Hi there, I think I can help answer your questions. The names of the intervals refers to the placement of the note within a scale. C to D is a "major second" because D is the second note in the C major scale. It's a *major* second because it's one whole-step up from C. I will list a C major scale below along with the major scale intervals, major scale degrees, as well as do the same for the A minor scale.
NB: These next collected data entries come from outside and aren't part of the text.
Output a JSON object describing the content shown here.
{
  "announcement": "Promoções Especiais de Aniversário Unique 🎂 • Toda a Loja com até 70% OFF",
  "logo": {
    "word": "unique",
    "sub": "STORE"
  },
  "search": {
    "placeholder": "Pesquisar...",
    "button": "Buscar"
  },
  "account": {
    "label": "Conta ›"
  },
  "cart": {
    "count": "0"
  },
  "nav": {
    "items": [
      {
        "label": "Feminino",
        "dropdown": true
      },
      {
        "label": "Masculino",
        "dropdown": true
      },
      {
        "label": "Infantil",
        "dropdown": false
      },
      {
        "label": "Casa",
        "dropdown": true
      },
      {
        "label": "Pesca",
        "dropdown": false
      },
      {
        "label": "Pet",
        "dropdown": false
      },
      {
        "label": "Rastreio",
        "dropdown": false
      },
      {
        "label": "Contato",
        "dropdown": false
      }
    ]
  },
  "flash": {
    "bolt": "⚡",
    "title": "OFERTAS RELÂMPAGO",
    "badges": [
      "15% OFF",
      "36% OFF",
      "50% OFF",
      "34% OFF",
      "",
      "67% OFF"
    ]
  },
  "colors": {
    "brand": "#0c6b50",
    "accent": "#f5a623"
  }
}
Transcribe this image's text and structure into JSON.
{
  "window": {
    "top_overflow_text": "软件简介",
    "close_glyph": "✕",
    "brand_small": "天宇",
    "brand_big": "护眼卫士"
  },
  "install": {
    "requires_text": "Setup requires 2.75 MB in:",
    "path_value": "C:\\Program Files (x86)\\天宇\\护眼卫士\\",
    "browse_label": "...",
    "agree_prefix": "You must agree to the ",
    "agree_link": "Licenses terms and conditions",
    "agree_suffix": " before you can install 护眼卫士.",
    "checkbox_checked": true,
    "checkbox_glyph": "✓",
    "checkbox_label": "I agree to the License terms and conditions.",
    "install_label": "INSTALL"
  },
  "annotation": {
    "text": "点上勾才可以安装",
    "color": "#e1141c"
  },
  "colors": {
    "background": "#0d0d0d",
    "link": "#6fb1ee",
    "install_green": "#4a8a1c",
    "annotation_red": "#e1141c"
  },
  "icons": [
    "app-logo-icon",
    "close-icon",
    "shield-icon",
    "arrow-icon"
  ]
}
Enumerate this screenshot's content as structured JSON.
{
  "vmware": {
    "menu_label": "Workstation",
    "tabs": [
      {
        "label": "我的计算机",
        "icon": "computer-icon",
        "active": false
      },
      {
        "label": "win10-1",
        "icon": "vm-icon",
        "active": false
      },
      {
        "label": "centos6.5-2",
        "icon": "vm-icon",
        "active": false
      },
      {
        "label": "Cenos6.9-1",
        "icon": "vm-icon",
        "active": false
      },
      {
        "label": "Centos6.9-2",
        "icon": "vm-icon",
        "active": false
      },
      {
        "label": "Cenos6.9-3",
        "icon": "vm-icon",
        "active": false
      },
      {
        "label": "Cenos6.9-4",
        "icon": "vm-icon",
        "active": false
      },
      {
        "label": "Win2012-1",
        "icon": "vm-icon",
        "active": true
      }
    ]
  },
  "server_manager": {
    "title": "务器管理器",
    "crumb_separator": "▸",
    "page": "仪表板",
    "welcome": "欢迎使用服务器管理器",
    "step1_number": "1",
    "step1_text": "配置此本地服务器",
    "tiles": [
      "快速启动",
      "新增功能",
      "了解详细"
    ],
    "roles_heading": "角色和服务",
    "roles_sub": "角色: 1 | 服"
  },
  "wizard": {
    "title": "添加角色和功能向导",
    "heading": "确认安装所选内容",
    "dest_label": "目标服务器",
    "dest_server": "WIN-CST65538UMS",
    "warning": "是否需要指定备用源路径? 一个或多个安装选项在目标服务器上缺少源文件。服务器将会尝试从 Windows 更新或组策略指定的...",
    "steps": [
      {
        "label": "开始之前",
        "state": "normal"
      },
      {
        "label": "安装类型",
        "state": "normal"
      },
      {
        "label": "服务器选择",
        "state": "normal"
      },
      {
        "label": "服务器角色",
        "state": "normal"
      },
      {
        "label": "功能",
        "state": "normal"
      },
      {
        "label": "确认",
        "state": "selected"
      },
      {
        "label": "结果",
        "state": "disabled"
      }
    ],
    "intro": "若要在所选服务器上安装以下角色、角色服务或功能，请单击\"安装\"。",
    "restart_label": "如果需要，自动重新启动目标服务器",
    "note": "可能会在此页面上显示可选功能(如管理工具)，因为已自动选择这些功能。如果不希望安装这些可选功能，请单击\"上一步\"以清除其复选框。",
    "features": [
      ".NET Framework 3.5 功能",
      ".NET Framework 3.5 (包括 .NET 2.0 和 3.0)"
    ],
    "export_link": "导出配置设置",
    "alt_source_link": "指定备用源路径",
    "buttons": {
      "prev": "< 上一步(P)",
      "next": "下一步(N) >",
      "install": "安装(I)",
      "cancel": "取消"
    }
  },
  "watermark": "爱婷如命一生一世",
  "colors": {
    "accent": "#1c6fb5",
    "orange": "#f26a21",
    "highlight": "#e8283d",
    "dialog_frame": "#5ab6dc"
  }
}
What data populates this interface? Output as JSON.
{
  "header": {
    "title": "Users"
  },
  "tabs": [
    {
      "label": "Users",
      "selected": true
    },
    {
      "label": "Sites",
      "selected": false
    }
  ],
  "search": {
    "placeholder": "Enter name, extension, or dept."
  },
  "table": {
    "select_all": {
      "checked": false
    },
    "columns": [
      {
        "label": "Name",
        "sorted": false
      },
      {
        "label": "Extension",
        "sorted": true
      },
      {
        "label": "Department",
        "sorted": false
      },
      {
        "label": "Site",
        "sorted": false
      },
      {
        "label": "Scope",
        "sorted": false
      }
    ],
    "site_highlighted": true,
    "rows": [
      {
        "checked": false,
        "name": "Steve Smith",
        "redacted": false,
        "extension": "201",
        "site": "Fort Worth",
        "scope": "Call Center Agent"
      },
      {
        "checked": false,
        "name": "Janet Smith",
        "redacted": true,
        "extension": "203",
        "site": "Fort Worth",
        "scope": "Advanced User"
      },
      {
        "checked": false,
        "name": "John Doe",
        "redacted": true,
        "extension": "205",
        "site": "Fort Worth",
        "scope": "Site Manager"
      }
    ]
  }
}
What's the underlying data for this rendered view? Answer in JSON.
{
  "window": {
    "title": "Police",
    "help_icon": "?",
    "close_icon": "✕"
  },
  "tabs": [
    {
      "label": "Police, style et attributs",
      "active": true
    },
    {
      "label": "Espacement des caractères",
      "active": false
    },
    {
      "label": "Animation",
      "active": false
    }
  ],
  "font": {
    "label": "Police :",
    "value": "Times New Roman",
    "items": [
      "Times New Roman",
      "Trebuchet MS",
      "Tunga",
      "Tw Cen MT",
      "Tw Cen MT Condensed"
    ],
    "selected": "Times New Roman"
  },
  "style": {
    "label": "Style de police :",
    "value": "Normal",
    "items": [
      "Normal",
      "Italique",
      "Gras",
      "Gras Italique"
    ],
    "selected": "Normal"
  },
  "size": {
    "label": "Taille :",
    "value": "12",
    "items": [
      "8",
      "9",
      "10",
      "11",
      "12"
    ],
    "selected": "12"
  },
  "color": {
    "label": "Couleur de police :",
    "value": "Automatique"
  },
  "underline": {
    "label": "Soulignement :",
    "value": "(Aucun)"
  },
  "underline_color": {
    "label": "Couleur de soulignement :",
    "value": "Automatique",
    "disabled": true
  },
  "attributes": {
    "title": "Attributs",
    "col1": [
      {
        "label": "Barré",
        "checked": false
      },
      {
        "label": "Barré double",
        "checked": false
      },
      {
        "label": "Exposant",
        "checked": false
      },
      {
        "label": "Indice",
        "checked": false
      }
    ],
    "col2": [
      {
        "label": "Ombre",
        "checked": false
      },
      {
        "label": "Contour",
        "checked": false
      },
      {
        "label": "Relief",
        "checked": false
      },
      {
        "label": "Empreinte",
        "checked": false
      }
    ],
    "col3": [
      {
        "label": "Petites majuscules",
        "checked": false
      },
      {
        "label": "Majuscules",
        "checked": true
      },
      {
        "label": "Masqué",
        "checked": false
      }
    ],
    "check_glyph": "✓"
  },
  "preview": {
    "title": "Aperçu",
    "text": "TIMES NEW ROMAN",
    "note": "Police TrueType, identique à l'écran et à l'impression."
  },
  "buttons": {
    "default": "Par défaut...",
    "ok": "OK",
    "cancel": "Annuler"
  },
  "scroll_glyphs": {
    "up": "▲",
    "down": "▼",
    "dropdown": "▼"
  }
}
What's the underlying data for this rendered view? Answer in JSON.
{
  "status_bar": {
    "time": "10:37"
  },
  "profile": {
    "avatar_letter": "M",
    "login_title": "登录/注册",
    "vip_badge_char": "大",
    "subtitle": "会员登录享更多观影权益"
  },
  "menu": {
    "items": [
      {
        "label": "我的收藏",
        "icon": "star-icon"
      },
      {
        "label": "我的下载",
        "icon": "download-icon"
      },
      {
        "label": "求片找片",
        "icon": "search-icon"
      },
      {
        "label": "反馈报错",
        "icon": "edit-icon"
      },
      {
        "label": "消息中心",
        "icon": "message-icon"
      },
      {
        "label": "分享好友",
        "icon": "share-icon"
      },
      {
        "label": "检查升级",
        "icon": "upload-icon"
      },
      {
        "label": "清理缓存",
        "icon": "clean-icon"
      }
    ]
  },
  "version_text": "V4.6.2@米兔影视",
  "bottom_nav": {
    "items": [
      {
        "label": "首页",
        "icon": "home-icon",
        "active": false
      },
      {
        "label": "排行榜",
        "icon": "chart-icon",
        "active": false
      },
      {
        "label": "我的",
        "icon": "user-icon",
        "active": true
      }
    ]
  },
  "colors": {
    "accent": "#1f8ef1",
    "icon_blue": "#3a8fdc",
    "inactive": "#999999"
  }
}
I recommend memorizing these lists as it will help when trying to identify intervals.
C Major Scale: C D E F G A B
Major Scale Degrees: 1 2 3 4 5 6 7
Major Scale Intervals: root, major 2nd, major 3rd, perfect 4th, perfect 5th, major 6th, major 7th
A Minor Scale: A B C D E F G
Minior Scale Degrees: 1 2 b3 4 5 b6 b7
Minor Scale Intervals: root, major 2nd, minor 3rd, perfect 4th, perfect 5th, minor 6th, minor 7th
To answer your last question, measuring intervals by using half-steps is not a great idea because it is pretty inefficient once you are counting the half-steps in a major 7th interval for example. We use these interval measurements as a way to avoid having to count the individual steps within each interval. By using half-steps (which is the smallest distance possible between two notes) you are actually making it a bit more difficult and time-consuming than interval measuring has to be.
With music theory, there will always be memorization needed, sounds like you have made some good progress and would find it useful to keep those lists in mind!